MORGANTOWN, W.Va. — Over the course of the next year, executives with the new company that will be formed from the merger between Mylan and Upjohn, a division of Pfizer, will be tasked with trying to reposition the company in a dynamic market that is facing a number of pressures.

Meanwhile, at least one elected official in Monongalia County does not want to just sit and wait for a decision on the future of Mylan’s current manufacturing plant near Morgantown.

“We are going to go on the assertive, be aggressive, promote West Virginia and promote how Mylan is so important to our community,” Monongalia County Commission President Tom Bloom said on WAJR’s Talk of the Town with Dave & Sarah on Tuesday.

The newly formed company — now being referred to as Newco — that results from the merger is expected to generate about $19 billion to $20 billion in revenue, with $1 billion in cost savings by pooling resources and trimming redundancies by 2023. Those synergies have some in the area anxious about the future of the Mylan plant and the jobs of about 900 union and 200 non-union employees.

United Steelworkers Local 8-957 represents about 900 employees at Mylan’s Morgantown plant. The Dominion Post aked what effects the Mylan-Upjohn merger might have in Morgantown, and President Joe Gouzd reiterated Tuesday morning what the union said on Monday: They don’t have enough information to comment at this point and they’re waiting to learn more.

But, Bloom is optimistic about the future.

“They want to stay in the county and the CEO will be housed out of Pittsburgh, so that is a great sign for us,” Bloom said.

The new company will be led by current Mylan Chairman Robert Coury, who will serve as the executive chairman, and Michael Goettler, current group president of Upjohn, will serve as the CEO.
The board of directors will include eight members designated by Mylan and three members by Pfizer, plus an executive chairman and CEO for a total of 13.

With the majority of the board having Mylan ties and the possibility of a growing generic drug market in Asia, Jared Hopkins, with the Wall Street Journal, believes Bloom’s optimism about the future of the Morgantown plant is not misplaced.

“What it [Mylan] gains with Pfizer is a commercial foothold in Asia as well as with their research and development,” Hopkins said on Metronews Talkline with Hoppy Kercheval. “That’s significant because China and Asia represent a huge opportunity for the pharmaceutical industry.

According to Hopkins, business analysts have mixed feelings about the merger and the success of the future company.

“It’s been a little bit of a mixed bag. There have been analysts that have come out and said it makes strategic sense for Pfizer but potentially the math and numbers might not make it a successful deal,” he said.

“With Mylan, in talking with some analysts who have covered Mylan for a number of years, they’re saying this might make strategic sense but they’re a little skeptical given the history of Mylan over the last decade or so.”
The generic drug industry is facing a number of pressures from manufacturers in India, which have entered the U.S. market, as well as companies aimed at connecting patients to medications causing new pricing pressures, according to Hopkins.

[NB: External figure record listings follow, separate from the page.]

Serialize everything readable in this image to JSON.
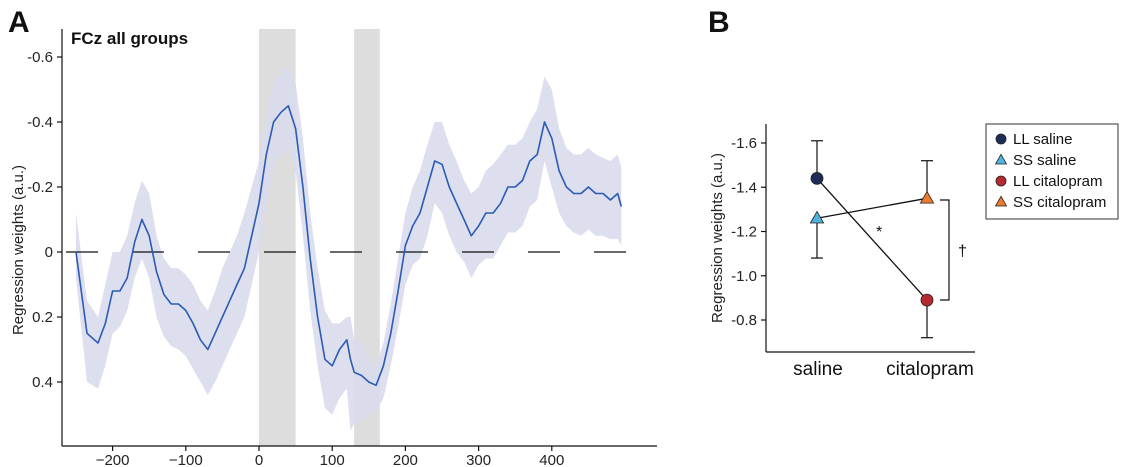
{
  "panels": {
    "A": {
      "letter": "A",
      "title": "FCz all groups",
      "ylabel": "Regression weights (a.u.)",
      "yticks": [
        "-0.6",
        "-0.4",
        "-0.2",
        "0",
        "0.2",
        "0.4"
      ],
      "xticks": [
        "−200",
        "−100",
        "0",
        "100",
        "200",
        "300",
        "400"
      ]
    },
    "B": {
      "letter": "B",
      "ylabel": "Regression weights (a.u.)",
      "yticks": [
        "-1.6",
        "-1.4",
        "-1.2",
        "-1.0",
        "-0.8"
      ],
      "categories": [
        "saline",
        "citalopram"
      ],
      "significance": {
        "within": "*",
        "between": "†"
      }
    }
  },
  "colors": {
    "line": "#2a5bb5",
    "band": "#d9daec",
    "shade": "#dcdddc",
    "ll_saline": "#1c2e57",
    "ss_saline": "#4fb3df",
    "ll_citalopram": "#b52a2f",
    "ss_citalopram": "#ec7a2e"
  },
  "chart_data": [
    {
      "type": "line",
      "title": "FCz all groups",
      "ylabel": "Regression weights (a.u.)",
      "xlabel": "",
      "xlim": [
        -250,
        495
      ],
      "ylim": [
        0.6,
        -0.6
      ],
      "y_axis_inverted": true,
      "grid": false,
      "zero_line": "dashed",
      "shaded_windows": [
        [
          0,
          50
        ],
        [
          130,
          165
        ]
      ],
      "series": [
        {
          "x": [
            -250,
            -235,
            -220,
            -210,
            -200,
            -190,
            -180,
            -170,
            -160,
            -150,
            -140,
            -130,
            -120,
            -110,
            -100,
            -90,
            -80,
            -70,
            -60,
            -50,
            -40,
            -30,
            -20,
            -10,
            0,
            10,
            20,
            30,
            40,
            50,
            60,
            70,
            80,
            90,
            100,
            110,
            120,
            125,
            130,
            140,
            150,
            160,
            170,
            180,
            190,
            200,
            210,
            220,
            230,
            240,
            250,
            260,
            270,
            280,
            290,
            300,
            310,
            320,
            330,
            340,
            350,
            360,
            370,
            380,
            390,
            400,
            410,
            420,
            430,
            440,
            450,
            460,
            470,
            480,
            490,
            495
          ],
          "y": [
            0,
            0.25,
            0.28,
            0.22,
            0.12,
            0.12,
            0.08,
            -0.03,
            -0.1,
            -0.05,
            0.06,
            0.13,
            0.16,
            0.16,
            0.18,
            0.22,
            0.27,
            0.3,
            0.25,
            0.2,
            0.15,
            0.1,
            0.05,
            -0.05,
            -0.15,
            -0.3,
            -0.4,
            -0.43,
            -0.45,
            -0.38,
            -0.2,
            0.02,
            0.2,
            0.33,
            0.35,
            0.3,
            0.27,
            0.33,
            0.37,
            0.38,
            0.4,
            0.41,
            0.35,
            0.25,
            0.12,
            -0.02,
            -0.08,
            -0.12,
            -0.2,
            -0.28,
            -0.27,
            -0.2,
            -0.15,
            -0.1,
            -0.05,
            -0.08,
            -0.12,
            -0.12,
            -0.15,
            -0.2,
            -0.2,
            -0.22,
            -0.28,
            -0.3,
            -0.4,
            -0.35,
            -0.25,
            -0.2,
            -0.18,
            -0.18,
            -0.2,
            -0.18,
            -0.18,
            -0.16,
            -0.18,
            -0.14
          ],
          "ci_lower": [
            -0.12,
            0.15,
            0.2,
            0.1,
            0,
            0,
            -0.05,
            -0.15,
            -0.22,
            -0.18,
            -0.05,
            0.02,
            0.05,
            0.05,
            0.07,
            0.1,
            0.15,
            0.18,
            0.12,
            0.05,
            0,
            -0.05,
            -0.12,
            -0.2,
            -0.28,
            -0.42,
            -0.52,
            -0.55,
            -0.57,
            -0.52,
            -0.35,
            -0.12,
            0.05,
            0.18,
            0.22,
            0.22,
            0.2,
            0.2,
            0.27,
            0.28,
            0.32,
            0.35,
            0.28,
            0.16,
            0.02,
            -0.12,
            -0.2,
            -0.25,
            -0.33,
            -0.4,
            -0.4,
            -0.33,
            -0.28,
            -0.22,
            -0.18,
            -0.2,
            -0.25,
            -0.27,
            -0.3,
            -0.33,
            -0.33,
            -0.35,
            -0.4,
            -0.44,
            -0.54,
            -0.5,
            -0.38,
            -0.32,
            -0.3,
            -0.3,
            -0.32,
            -0.3,
            -0.29,
            -0.28,
            -0.3,
            -0.26
          ],
          "ci_upper": [
            0.08,
            0.4,
            0.42,
            0.35,
            0.25,
            0.23,
            0.18,
            0.08,
            0.02,
            0.08,
            0.2,
            0.26,
            0.29,
            0.3,
            0.32,
            0.36,
            0.4,
            0.44,
            0.4,
            0.35,
            0.3,
            0.25,
            0.2,
            0.1,
            0,
            -0.15,
            -0.26,
            -0.3,
            -0.32,
            -0.25,
            -0.05,
            0.18,
            0.35,
            0.48,
            0.5,
            0.45,
            0.42,
            0.55,
            0.53,
            0.52,
            0.5,
            0.49,
            0.45,
            0.35,
            0.23,
            0.1,
            0.04,
            0.02,
            -0.05,
            -0.15,
            -0.12,
            -0.05,
            0,
            0.03,
            0.08,
            0.04,
            0.02,
            0.02,
            -0.02,
            -0.06,
            -0.06,
            -0.08,
            -0.14,
            -0.16,
            -0.28,
            -0.2,
            -0.12,
            -0.08,
            -0.06,
            -0.05,
            -0.07,
            -0.05,
            -0.05,
            -0.04,
            -0.04,
            -0.02
          ]
        }
      ]
    },
    {
      "type": "scatter",
      "ylabel": "Regression weights (a.u.)",
      "categories": [
        "saline",
        "citalopram"
      ],
      "ylim": [
        -0.7,
        -1.7
      ],
      "y_axis_inverted": true,
      "grid": false,
      "legend": "right",
      "series": [
        {
          "name": "LL saline",
          "marker": "circle",
          "color": "#1c2e57",
          "x": "saline",
          "value": -1.44,
          "error": 0.17
        },
        {
          "name": "SS saline",
          "marker": "triangle",
          "color": "#4fb3df",
          "x": "saline",
          "value": -1.26,
          "error": 0.18
        },
        {
          "name": "LL citalopram",
          "marker": "circle",
          "color": "#b52a2f",
          "x": "citalopram",
          "value": -0.89,
          "error": 0.17
        },
        {
          "name": "SS citalopram",
          "marker": "triangle",
          "color": "#ec7a2e",
          "x": "citalopram",
          "value": -1.35,
          "error": 0.17
        }
      ],
      "connectors": [
        [
          "LL saline",
          "LL citalopram"
        ],
        [
          "SS saline",
          "SS citalopram"
        ]
      ],
      "annotations": [
        {
          "text": "*",
          "on": "LL saline → LL citalopram"
        },
        {
          "text": "†",
          "on": "LL citalopram vs SS citalopram"
        }
      ]
    }
  ]
}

This has left companies such as Mylan and Pfizer trying to reposition themselves in the market and news of the merger put Monongalia County in a spot to reposition itself as well.

“We’re going to organize the delegates, the state senators, the city council members, let’s get everyone on board immediately to write a letter to Pfizer to welcome them to our community and explain how synonymous Mylan was to this community and how we’re looking forward to Pfizer being part of our community,” Bloom said.

Completion of the merger is expected sometime in mid-2020.